On the 10th of February 1567, about three or four o'clock in the morning, a match was put to the train of gunpowder, which had been placed under the King's house. It was afterwards made public that this had been done by the command and device of the Earls of Bothwell and Morton, James Balfour, and some others, who always afterwards pretended to be most diligent in searching out the murder which they themselves had committed. Morton had secretly returned from England, to which he had been banished.
THE ORIGIN OF THE CRIME
This crime was the result of a bond into which they had entered. It was written by Alexander Hay, at that time one of the clerks of the Council, and signed by the Earls of Moray, Huntly, Bothwell, and Morton, by Lethington, James Balfour, and others, who had combined for this purpose. They protested that they were acting for the public good of the realm, pretending that they were freeing the Queen from the bondage and misery into which she had been reduced by the King's behaviour.... He was but deceiving the Queen, whom they often blamed for so faithfully having come to a good understanding with her husband; and they told her that he was putting a knife not only to their throats but to her own.
The King's body was blown into the garden by the violence of the explosion, and a poor English valet of his, who slept in his room, was there killed.... Earl Bothwell was much suspected of this villainous and detestable murder.... If we may judge by the plots, deeds, and contrivances of his associates, it would seem that after having used him to rid themselves of the King, they designed to make Bothwell their instrument to ruin the Queen, their true and lawful sovereign.
Their plan was this, to persuade her to marry the Earl of Bothwell, so that they might charge her with being in the plot against her late husband, and a consenting party to his death. This they did shortly after, appealing to the fact that she had married the murderer.
ANOTHER ACCOUNT BY BUCHANAN
Buchanan (Translated from History, xx. 35).

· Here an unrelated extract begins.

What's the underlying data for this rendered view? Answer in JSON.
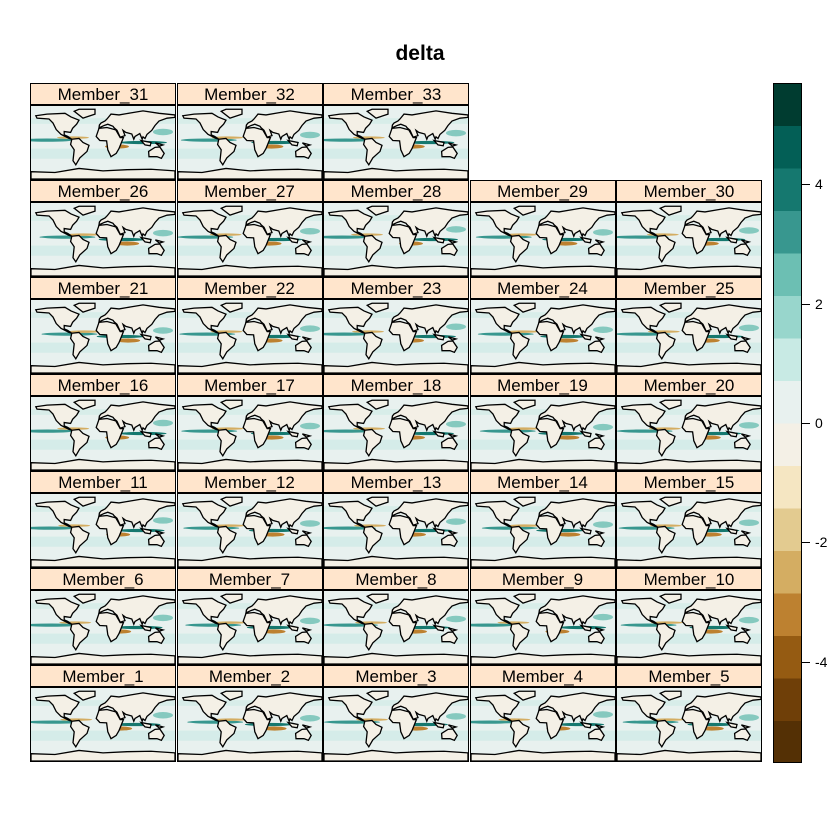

The Archbishop of St. Andrews, who lived nearest, willingly undertook the task of killing the King, when it was offered to him, both on account of old enmities, and in the hope of bringing the succession nearer his own family. He chose, accordingly, six or eight of the most abandoned of his retainers, and entrusted the matter to them, giving them the keys of the King's lodging. They entered very quietly into his chamber, strangled him as he lay sleeping, and carried his body through the postern into a garden beside the walls. Then, at a given signal, fire was applied to the house.
[The question as to the manner of Darnley's death has given rise to considerable discussion. The depositions of Hay, Hepburn, and Paris (vide [pp. 144], [215-218]) agree in representing that the King was killed by the explosion. On the other hand, Drury, who wrote to Cecil on 24th April {Foreign Calendar}, and Count Moretta, the agent of the Duke of Savoy, who was in Edinburgh {Labanoff, vii. 108}, state that he was strangled. The facts that the bodies of Darnley and his servant, Taylor, were found together, in the garden, at some little distance from the house, without violent injury; that Darnley's pelisse and slippers were found beside him; and that the other bodies were found among the ruins, must be taken into account in forming a judgment on the question.]